Question about corpus
Hello matatusko, you said [For the data preprocessing I'm using spaCy as I've came to rely heavily on it when it comes to any NLP tasks - it's simply brilliant. In this case, spaCy is used to remove stopwords and punctuation from the dataset as well as exchange any entities in the text into their corresponding labels, such as LOC, PERSON, DATE etc, so the model learns dependencies between paragraph and question and does not overfit.] Do you mean that word-embeddings of LOC, PERSON, DATE etc are already in your corpus when train word-embedding model? If so, could you explain more about your corpus? Do you POS all the word of a paragraph, or just only some special entity(LOC, PERSON, ORG)? If so, do you think how many QA training/dev pair will get a good result?
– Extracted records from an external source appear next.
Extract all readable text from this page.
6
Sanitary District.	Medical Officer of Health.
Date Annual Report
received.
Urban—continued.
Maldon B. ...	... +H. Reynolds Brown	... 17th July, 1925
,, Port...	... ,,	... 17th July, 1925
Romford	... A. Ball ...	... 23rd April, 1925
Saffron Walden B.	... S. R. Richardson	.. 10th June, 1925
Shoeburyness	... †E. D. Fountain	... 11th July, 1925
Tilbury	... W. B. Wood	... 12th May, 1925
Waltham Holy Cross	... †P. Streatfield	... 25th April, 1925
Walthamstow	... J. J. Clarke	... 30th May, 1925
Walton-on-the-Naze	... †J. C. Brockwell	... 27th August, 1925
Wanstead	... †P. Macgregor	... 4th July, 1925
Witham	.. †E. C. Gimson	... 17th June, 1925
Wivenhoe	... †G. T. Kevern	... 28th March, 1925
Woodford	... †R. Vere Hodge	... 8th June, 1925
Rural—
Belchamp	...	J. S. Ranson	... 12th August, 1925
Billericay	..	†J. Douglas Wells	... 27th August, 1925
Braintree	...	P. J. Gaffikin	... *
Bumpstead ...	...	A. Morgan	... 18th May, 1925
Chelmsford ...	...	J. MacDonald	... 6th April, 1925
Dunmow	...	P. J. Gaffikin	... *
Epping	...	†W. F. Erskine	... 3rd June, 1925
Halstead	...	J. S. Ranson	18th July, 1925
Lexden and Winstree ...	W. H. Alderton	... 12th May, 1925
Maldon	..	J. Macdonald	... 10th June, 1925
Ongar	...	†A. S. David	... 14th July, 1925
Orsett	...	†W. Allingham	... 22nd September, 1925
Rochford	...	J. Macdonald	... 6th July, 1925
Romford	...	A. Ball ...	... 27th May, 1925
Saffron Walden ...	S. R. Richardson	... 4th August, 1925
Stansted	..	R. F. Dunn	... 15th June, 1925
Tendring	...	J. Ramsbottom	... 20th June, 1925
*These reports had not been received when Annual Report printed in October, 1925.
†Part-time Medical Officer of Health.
Thanks & regards
Hi! Apologies for the late answer.
The standard words embeddings are taken from Conceptnet Numberbatch (it might be a better option, and certainly faster, to use spaCy's vector though). I only replace the special entities with their labels, so that the model could learn how to generalize. As for the rest, I only remove stopwords and punctuation, but you could experiment with lemmatizing the word or keeping only the important verbs/nouns within a sentence. The entities labels generated by the model output can later be replaced with the real entities found in the new data using some clever function (pointer generation method? haven't really tried that out).
The entity types you enquire about are not in pre-trained vectors and thus a new random vector is created for them in the create_embedding_matrix function. As for the data it's as usual - the more the better. I tried it on SQuAD for question generation and the results obtained were rather average - but with more data I believe it could be improved.